Tag:Weight Room
Posted on: February 23, 2011 11:31 am
Edited on: February 23, 2011 11:35 am

Georgia donations consistent despite 2010 season

Posted by Chip Patterson

The 2010 season was not kind to the Georgia Bulldogs.  In the most winnable SEC East in recent memory, the Bulldogs finished their season with an embarrasing 10-6 Libery Bowl loss to Central Florida and a 6-7 record.  It was the program's first losing season in 14 years, and the worst season in Mark Richt's head coaching career.  Luckily, the slide has had little effect on the fundraising efforts for the athletic program.

The Athens Banner-Herald reported that as of midday Tuesday the Hartman Fund (the fundraising initiative tied to season ticket priority) had raised $22.4 million, just slightly less than $22.7 million from last season.  The deadline for donations was Febrauary 15.  While the total may be less, the number of donors actually increased from 13,705 to 14,002.  Athletic director Greg McGarrity called the numbers "encouraging."

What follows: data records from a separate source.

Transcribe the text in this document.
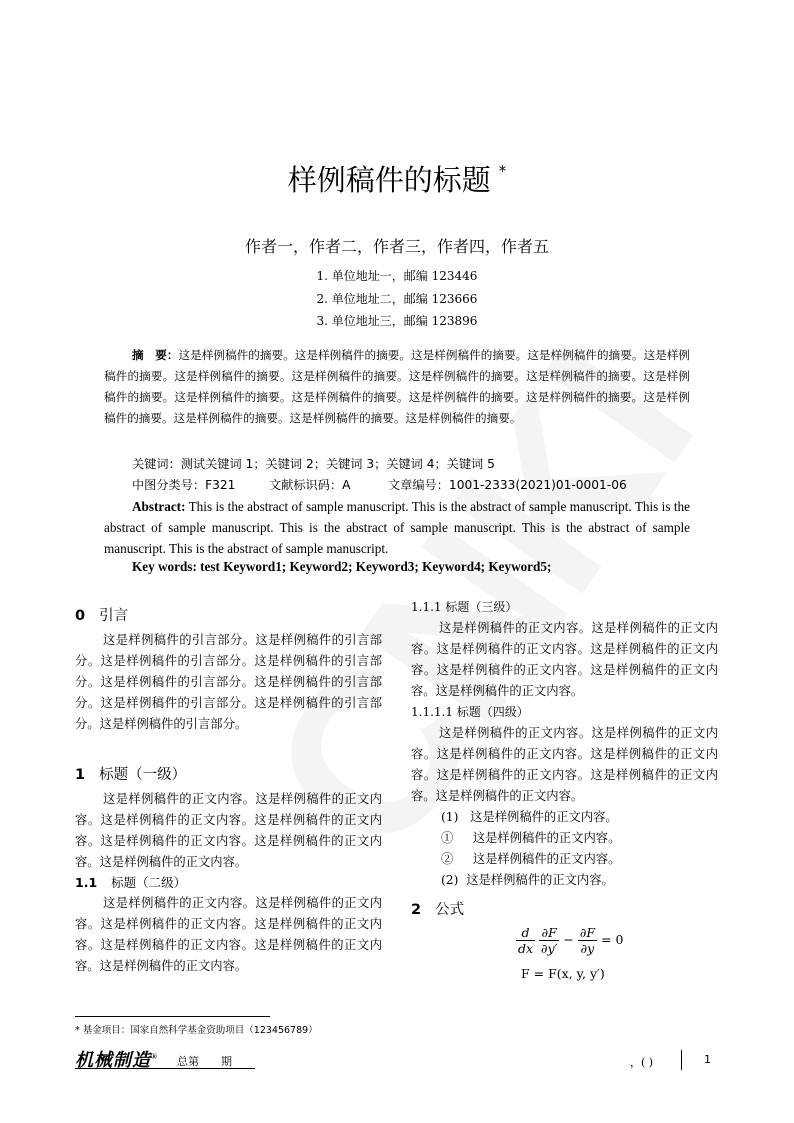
样例稿件的标题 *
作者一，作者二，作者三，作者四，作者五
1. 单位地址一，邮编 123446
2. 单位地址二，邮编 123666
3. 单位地址三，邮编 123896
摘　要：这是样例稿件的摘要。这是样例稿件的摘要。这是样例稿件的摘要。这是样例稿件的摘要。这是样例稿件的摘要。这是样例稿件的摘要。这是样例稿件的摘要。这是样例稿件的摘要。这是样例稿件的摘要。这是样例稿件的摘要。这是样例稿件的摘要。这是样例稿件的摘要。这是样例稿件的摘要。这是样例稿件的摘要。这是样例稿件的摘要。这是样例稿件的摘要。这是样例稿件的摘要。这是样例稿件的摘要。
关键词：测试关键词 1；关键词 2；关键词 3；关键词 4；关键词 5
中图分类号：F321	文献标识码：A	文章编号：1001-2333(2021)01-0001-06
Abstract: This is the abstract of sample manuscript. This is the abstract of sample manuscript. This is the abstract of sample manuscript. This is the abstract of sample manuscript. This is the abstract of sample manuscript. This is the abstract of sample manuscript.
Key words: test Keyword1; Keyword2; Keyword3; Keyword4; Keyword5;
0 引言
这是样例稿件的引言部分。这是样例稿件的引言部分。这是样例稿件的引言部分。这是样例稿件的引言部分。这是样例稿件的引言部分。这是样例稿件的引言部分。这是样例稿件的引言部分。这是样例稿件的引言部分。这是样例稿件的引言部分。
1 标题（一级）
这是样例稿件的正文内容。这是样例稿件的正文内容。这是样例稿件的正文内容。这是样例稿件的正文内容。这是样例稿件的正文内容。这是样例稿件的正文内容。这是样例稿件的正文内容。
1.1 标题（二级）
这是样例稿件的正文内容。这是样例稿件的正文内容。这是样例稿件的正文内容。这是样例稿件的正文内容。这是样例稿件的正文内容。这是样例稿件的正文内容。这是样例稿件的正文内容。
1.1.1 标题（三级）
这是样例稿件的正文内容。这是样例稿件的正文内容。这是样例稿件的正文内容。这是样例稿件的正文内容。这是样例稿件的正文内容。这是样例稿件的正文内容。这是样例稿件的正文内容。
1.1.1.1 标题（四级）
这是样例稿件的正文内容。这是样例稿件的正文内容。这是样例稿件的正文内容。这是样例稿件的正文内容。这是样例稿件的正文内容。这是样例稿件的正文内容。这是样例稿件的正文内容。
(1)   这是样例稿件的正文内容。
①     这是样例稿件的正文内容。
②     这是样例稿件的正文内容。
(2)  这是样例稿件的正文内容。
2 公式
$\frac{d}{dx}$
$\frac{\partial F}{\partial y'} - \frac{\partial F}{\partial y} = 0$
F = F(x, y, y′)
* 基金项目：国家自然科学基金资助项目（123456789）
机械制造® 总第　　期	，( )	1
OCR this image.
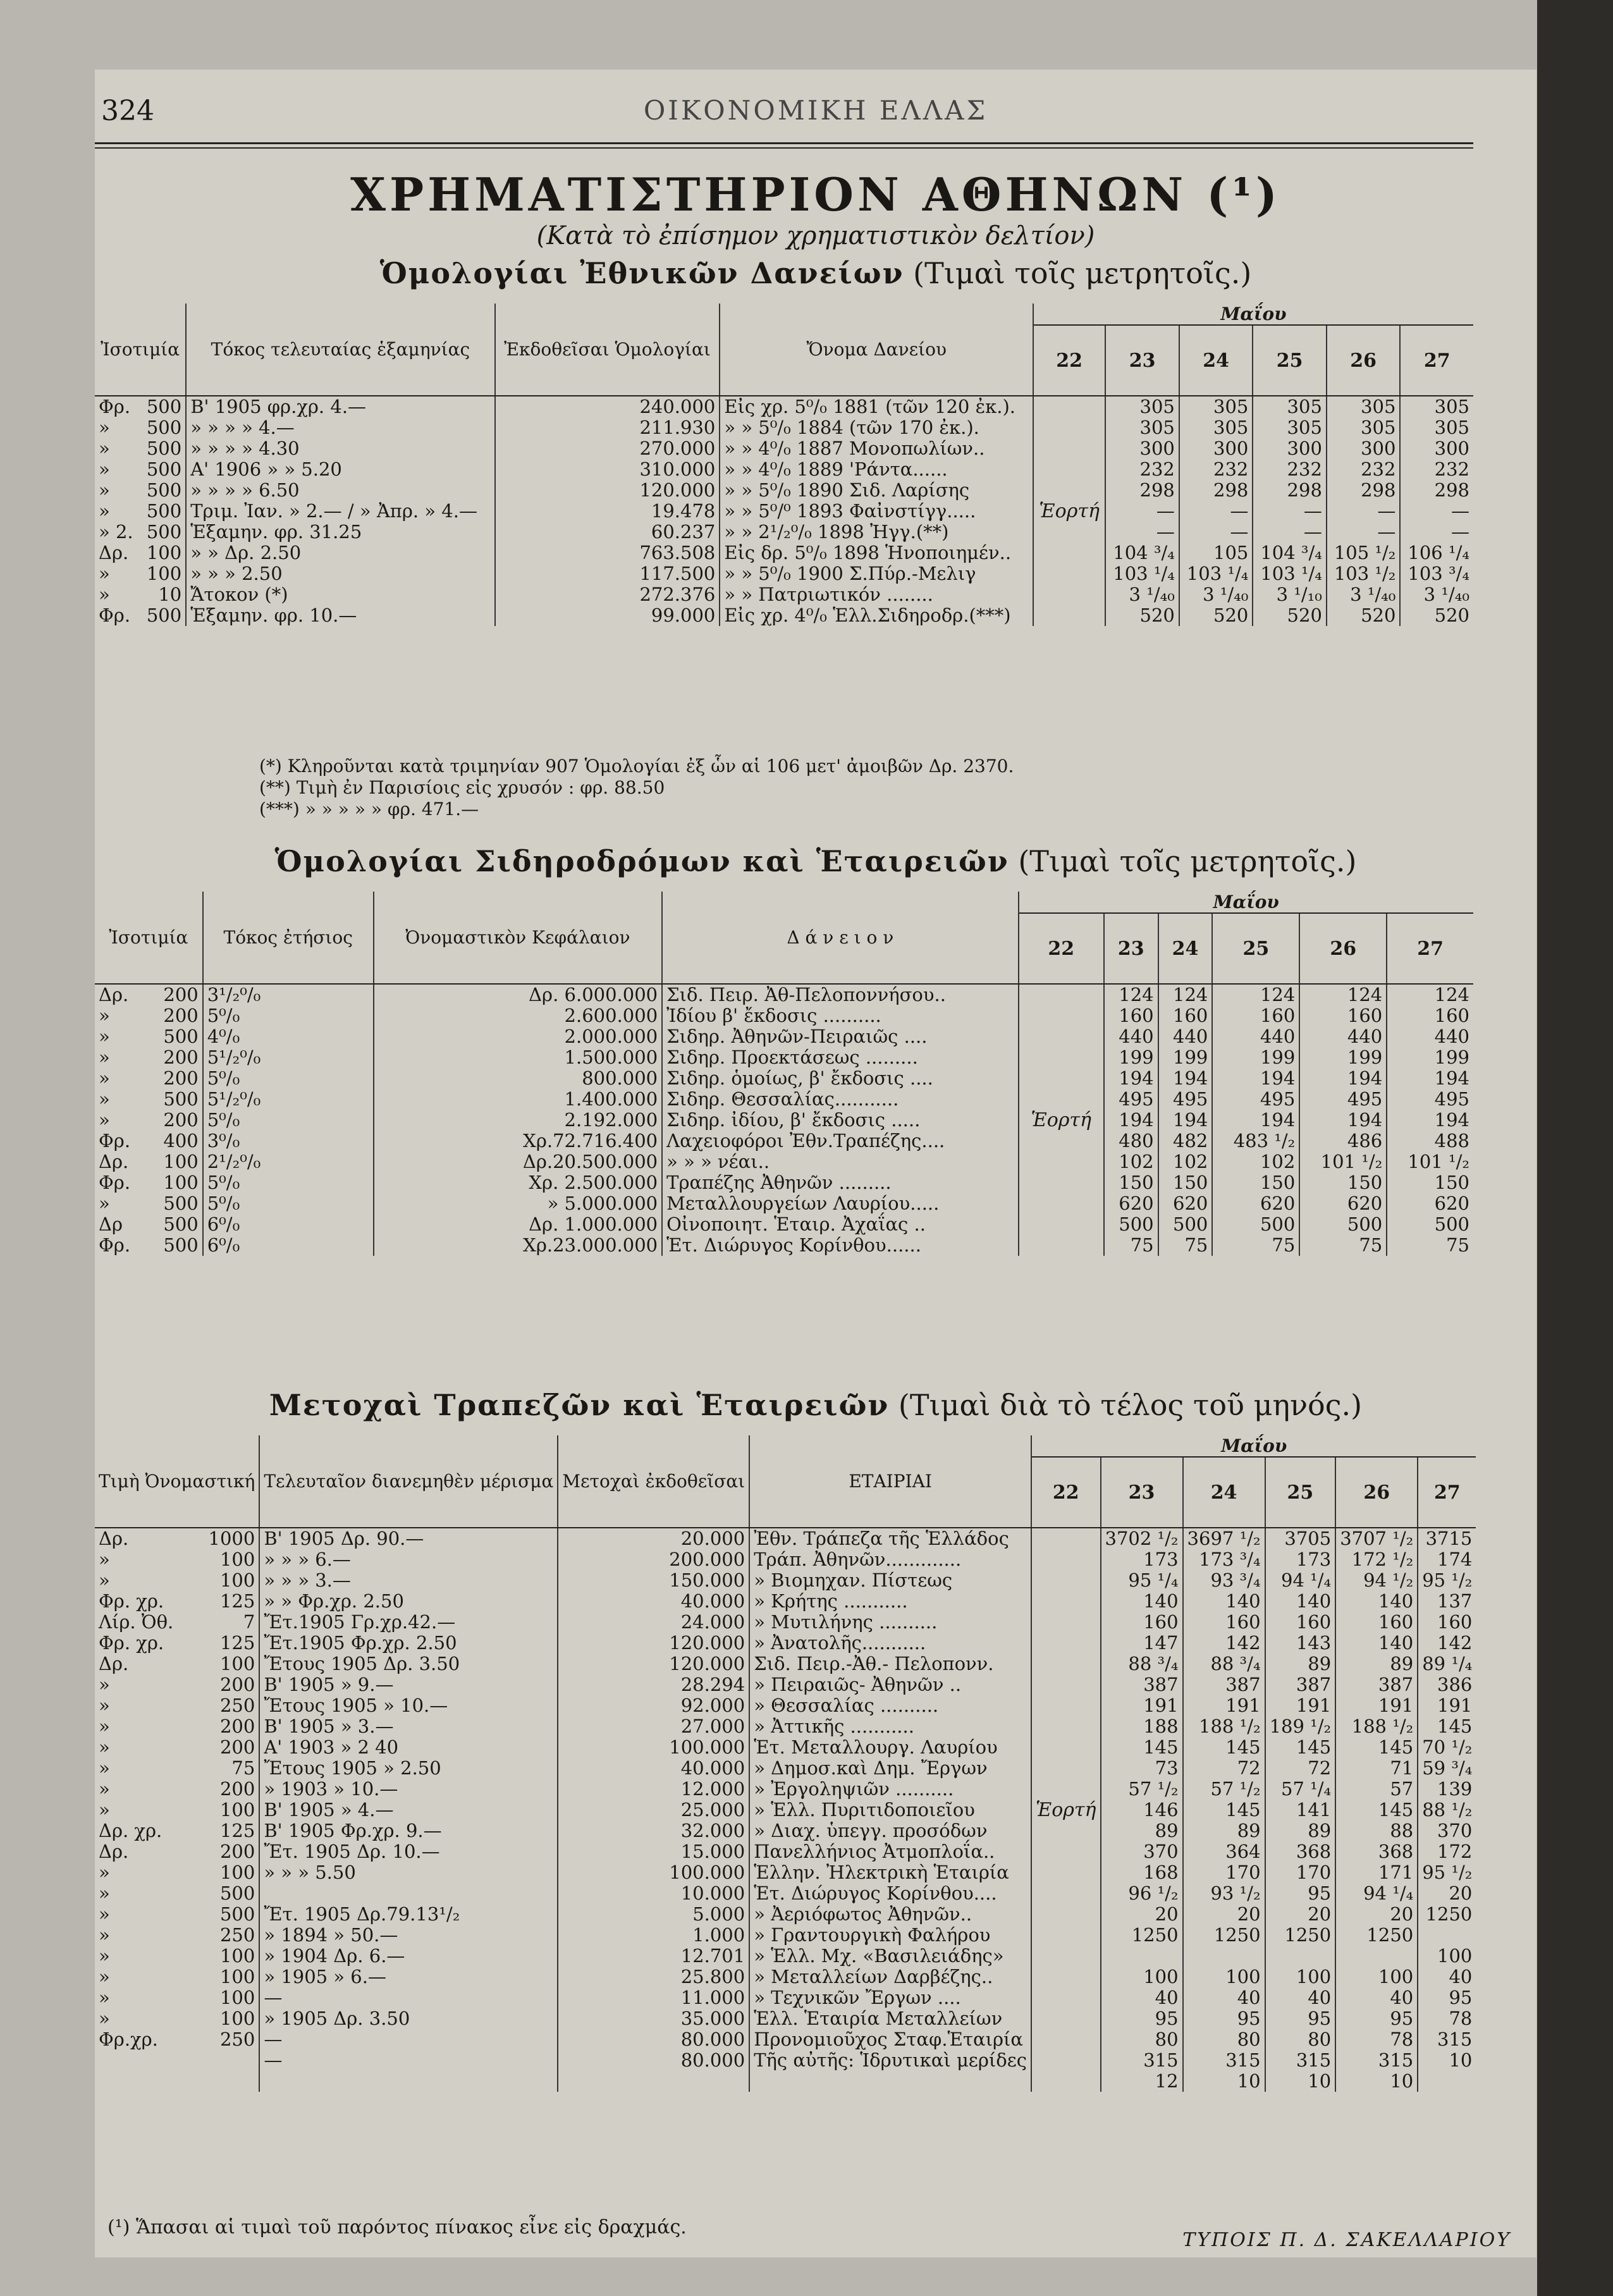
324	ΟΙΚΟΝΟΜΙΚΗ ΕΛΛΑΣ
ΧΡΗΜΑΤΙΣΤΗΡΙΟΝ ΑΘΗΝΩΝ (¹)
(Κατὰ τὸ ἐπίσημον χρηματιστικὸν δελτίον)
Ὁμολογίαι Ἐθνικῶν Δανείων (Τιμαὶ τοῖς μετρητοῖς.)
Ἰσοτιμία		Τόκος τελευταίας ἑξαμηνίας	Ἐκδοθεῖσαι Ὁμολογίαι	Ὄνομα Δανείου	Μαΐου					
					22	23	24	25	26	27
Φρ.	500	Β' 1905 φρ.χρ. 4.—	240.000	Εἰς χρ. 5⁰/₀ 1881 (τῶν 120 ἐκ.).	Ἑορτή	305	305	305	305	305
»	500	» » » » 4.—	211.930	» » 5⁰/₀ 1884 (τῶν 170 ἐκ.).		305	305	305	305	305
»	500	» » » » 4.30	270.000	» » 4⁰/₀ 1887 Μονοπωλίων..		300	300	300	300	300
»	500	Α' 1906 » » 5.20	310.000	» » 4⁰/₀ 1889 'Ράντα......		232	232	232	232	232
»	500	» » » » 6.50	120.000	» » 5⁰/₀ 1890 Σιδ. Λαρίσης		298	298	298	298	298
»	500	Τριμ. Ἰαν. » 2.— / » Ἀπρ. » 4.—	19.478	» » 5⁰/⁰ 1893 Φαἰνστίγγ.....		—	—	—	—	—
» 2.	500	Ἑξαμην. φρ. 31.25	60.237	» » 2¹/₂⁰/₀ 1898 Ἠγγ.(**)		—	—	—	—	—
Δρ.	100	» » Δρ. 2.50	763.508	Εἰς δρ. 5⁰/₀ 1898 Ἡνοποιημέν..		104 ³/₄	105	104 ³/₄	105 ¹/₂	106 ¹/₄
»	100	» » » 2.50	117.500	» » 5⁰/₀ 1900 Σ.Πύρ.-Μελιγ		103 ¹/₄	103 ¹/₄	103 ¹/₄	103 ¹/₂	103 ³/₄
»	10	Ἄτοκον (*)	272.376	» » Πατριωτικόν ........		3 ¹/₄₀	3 ¹/₄₀	3 ¹/₁₀	3 ¹/₄₀	3 ¹/₄₀
Φρ.	500	Ἑξαμην. φρ. 10.—	99.000	Εἰς χρ. 4⁰/₀ Ἑλλ.Σιδηροδρ.(***)		520	520	520	520	520
(*) Κληροῦνται κατὰ τριμηνίαν 907 Ὁμολογίαι ἐξ ὧν αἱ 106 μετ' ἀμοιβῶν Δρ. 2370.
(**) Τιμὴ ἐν Παρισίοις εἰς χρυσόν : φρ. 88.50
(***) » » » » » φρ. 471.—
Ὁμολογίαι Σιδηροδρόμων καὶ Ἑταιρειῶν (Τιμαὶ τοῖς μετρητοῖς.)
Ἰσοτιμία		Τόκος ἐτήσιος	Ὀνομαστικὸν Κεφάλαιον	Δ ά ν ε ι ο ν	Μαΐου					
					22	23	24	25	26	27
Δρ.	200	3¹/₂⁰/₀	Δρ. 6.000.000	Σιδ. Πειρ. Ἀθ-Πελοποννήσου..	Ἑορτή	124	124	124	124	124
»	200	5⁰/₀	2.600.000	Ἰδίου β' ἔκδοσις ..........		160	160	160	160	160
»	500	4⁰/₀	2.000.000	Σιδηρ. Ἀθηνῶν-Πειραιῶς ....		440	440	440	440	440
»	200	5¹/₂⁰/₀	1.500.000	Σιδηρ. Προεκτάσεως .........		199	199	199	199	199
»	200	5⁰/₀	800.000	Σιδηρ. ὁμοίως, β' ἔκδοσις ....		194	194	194	194	194
»	500	5¹/₂⁰/₀	1.400.000	Σιδηρ. Θεσσαλίας...........		495	495	495	495	495
»	200	5⁰/₀	2.192.000	Σιδηρ. ἰδίου, β' ἔκδοσις .....		194	194	194	194	194
Φρ.	400	3⁰/₀	Χρ.72.716.400	Λαχειοφόροι Ἐθν.Τραπέζης....		480	482	483 ¹/₂	486	488
Δρ.	100	2¹/₂⁰/₀	Δρ.20.500.000	» » » νέαι..		102	102	102	101 ¹/₂	101 ¹/₂
Φρ.	100	5⁰/₀	Χρ. 2.500.000	Τραπέζης Ἀθηνῶν .........		150	150	150	150	150
»	500	5⁰/₀	» 5.000.000	Μεταλλουργείων Λαυρίου.....		620	620	620	620	620
Δρ	500	6⁰/₀	Δρ. 1.000.000	Οἰνοποιητ. Ἑταιρ. Ἀχαΐας ..		500	500	500	500	500
Φρ.	500	6⁰/₀	Χρ.23.000.000	Ἑτ. Διώρυγος Κορίνθου......		75	75	75	75	75
Μετοχαὶ Τραπεζῶν καὶ Ἑταιρειῶν (Τιμαὶ διὰ τὸ τέλος τοῦ μηνός.)
Τιμὴ Ὀνομαστική		Τελευταῖον διανεμηθὲν μέρισμα	Μετοχαὶ ἐκδοθεῖσαι	ΕΤΑΙΡΙΑΙ	Μαΐου					
					22	23	24	25	26	27
Δρ.	1000	Β' 1905 Δρ. 90.—	20.000	Ἐθν. Τράπεζα τῆς Ἑλλάδος	Ἑορτή	3702 ¹/₂	3697 ¹/₂	3705	3707 ¹/₂	3715
»	100	» » » 6.—	200.000	Τράπ. Ἀθηνῶν.............		173	173 ³/₄	173	172 ¹/₂	174
»	100	» » » 3.—	150.000	» Βιομηχαν. Πίστεως		95 ¹/₄	93 ³/₄	94 ¹/₄	94 ¹/₂	95 ¹/₂
Φρ. χρ.	125	» » Φρ.χρ. 2.50	40.000	» Κρήτης ...........		140	140	140	140	137
Λίρ. Ὀθ.	7	Ἔτ.1905 Γρ.χρ.42.—	24.000	» Μυτιλήνης ..........		160	160	160	160	160
Φρ. χρ.	125	Ἔτ.1905 Φρ.χρ. 2.50	120.000	» Ἀνατολῆς...........		147	142	143	140	142
Δρ.	100	Ἔτους 1905 Δρ. 3.50	120.000	Σιδ. Πειρ.-Ἀθ.- Πελοπονν.		88 ³/₄	88 ³/₄	89	89	89 ¹/₄
»	200	Β' 1905 » 9.—	28.294	» Πειραιῶς- Ἀθηνῶν ..		387	387	387	387	386
»	250	Ἔτους 1905 » 10.—	92.000	» Θεσσαλίας ..........		191	191	191	191	191
»	200	Β' 1905 » 3.—	27.000	» Ἀττικῆς ...........		188	188 ¹/₂	189 ¹/₂	188 ¹/₂	145
»	200	Α' 1903 » 2 40	100.000	Ἑτ. Μεταλλουργ. Λαυρίου		145	145	145	145	70 ¹/₂
»	75	Ἔτους 1905 » 2.50	40.000	» Δημοσ.καὶ Δημ. Ἔργων		73	72	72	71	59 ³/₄
»	200	» 1903 » 10.—	12.000	» Ἐργοληψιῶν ..........		57 ¹/₂	57 ¹/₂	57 ¹/₄	57	139
»	100	Β' 1905 » 4.—	25.000	» Ἑλλ. Πυριτιδοποιεῖου		146	145	141	145	88 ¹/₂
Δρ. χρ.	125	Β' 1905 Φρ.χρ. 9.—	32.000	» Διαχ. ὑπεγγ. προσόδων		89	89	89	88	370
Δρ.	200	Ἔτ. 1905 Δρ. 10.—	15.000	Πανελλήνιος Ἀτμοπλοΐα..		370	364	368	368	172
»	100	» » » 5.50	100.000	Ἑλλην. Ἠλεκτρικὴ Ἑταιρία		168	170	170	171	95 ¹/₂
»	500		10.000	Ἑτ. Διώρυγος Κορίνθου....		96 ¹/₂	93 ¹/₂	95	94 ¹/₄	20
»	500	Ἔτ. 1905 Δρ.79.13¹/₂	5.000	» Ἀεριόφωτος Ἀθηνῶν..		20	20	20	20	1250
»	250	» 1894 » 50.—	1.000	» Γραντουργικὴ Φαλήρου		1250	1250	1250	1250	
»	100	» 1904 Δρ. 6.—	12.701	» Ἑλλ. Μχ. «Βασιλειάδης»						100
»	100	» 1905 » 6.—	25.800	» Μεταλλείων Δαρβέζης..		100	100	100	100	40
»	100	—	11.000	» Τεχνικῶν Ἔργων ....		40	40	40	40	95
»	100	» 1905 Δρ. 3.50	35.000	Ἑλλ. Ἑταιρία Μεταλλείων		95	95	95	95	78
Φρ.χρ.	250	—	80.000	Προνομιοῦχος Σταφ.Ἑταιρία		80	80	80	78	315
		—	80.000	Τῆς αὐτῆς: Ἱδρυτικαὶ μερίδες		315	315	315	315	10
						12	10	10	10	
(¹) Ἅπασαι αἱ τιμαὶ τοῦ παρόντος πίνακος εἶνε εἰς δραχμάς.
ΤΥΠΟΙΣ Π. Δ. ΣΑΚΕΛΛΑΡΙΟΥ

“There was not an outcry of our supporters that were jumping ship,” McGarity said. “You’re certainly going to have a small percentage that say that we just don’t care to follow the team any further, we’re frustrated, blah, blah, blah. You’re going to have that with our economy as it is."

But there are plenty of reasons for Georgia fans to have faith in the Bulldogs turning 2010 around.  First would be the way they finished the regular season in 2010.  If you toss out the bowl game Georgia won 5 of their last 7 contests, and averaged 41.0 points per game in that stretch.  Aaron Murray grew comfortable with the starting position once the season got underway, though admittedly a lot of that could have had to do with A.J. Green being back in the lineup.  

Another reason that Georgia fans are not concerned with the state of the program is Richt's success on the recruiting trail.  Once again, Georgia's recruiting class ranks among the best in the nation, finishing at #6 nationally according to MaxPreps.com.  Richt battled for key recruits all the way to national signing day, and when touted running back Isiah Crowell had to make a decision: he reached out for the Bulldog(s).  Literally.

Georiga will also still be Georgia.  Despite the frustrating season, it is difficult to imagine a diehard fanbase like that jumping ship so quickly.  As long as the Dawgs are suiting up on Saturdays, there will be fans between the hedges to yell "Sic Em." 

Posted on: January 27, 2011 12:35 pm

New UGA strength coach promises improvement

Posted by Chip Patterson

Joe Tereshinksi, the new strength and conditioning coach at Georgia, has a difficult task ahead of him in 2011. He must beef up a Georgia team that got shoved around in the trenches in 2010.

"The film doesn’t lie,” Tereshinski recently said in an interview for Macon.com. “I’m the video coordinator, I see every play. Yeah, we were not winning the line of scrimmage. And our goal now is we’re going to see how far we can develop these kids from their hips to their glutes to their quadriceps.”

The interview was conducted by Seth Emerson, who also runs Bulldogs Blog - a popular Georgia football website. Emerson took some pieces from the interview that he did not include in the story, and posted them on his website. One of those pieces included some statements about Georgia's strength set up. He did not necessarily blame the Bulldogs' poor conditions for their struggles, but he refused to ignore the connection.

Tereshinski says one factor that hasn’t gotten much notice is that because of construction, the team has been moved to a different weight room, and for the previous 18 months had been largely operating out of trailers. They didn’t have much room for equipment: No dip bars, no incline presses, and some other machines.

“Last year’s team was very limited, really because of the facility, of what they could get done," he said. "So we were very weak in our triceps. We were very weak in our upper chests. So what happens is now that we have our full weight room capacities we’re really going to be able to develop our bodies fully.

“That did affect this team. Because Georgia did not have anything that it was used to having. Now we have an unbelievable weight room, and we have everything we need.”

If Bulldogs fans are willing to accept less than standard facilities as an argument for their poor start, then they will have high expectations for a change at the start of 2011. But even with the construction, it is amazing to think that a program with the prestige of Georgia would ever be put in a position to have training facilities that are less advanced than a local YMCA. Surely someone in the athletic department could arrange some kind of deal with a local gym or high school to ensure that the Bulldogs are able to get the same strength training they would normally receive in their own facilities.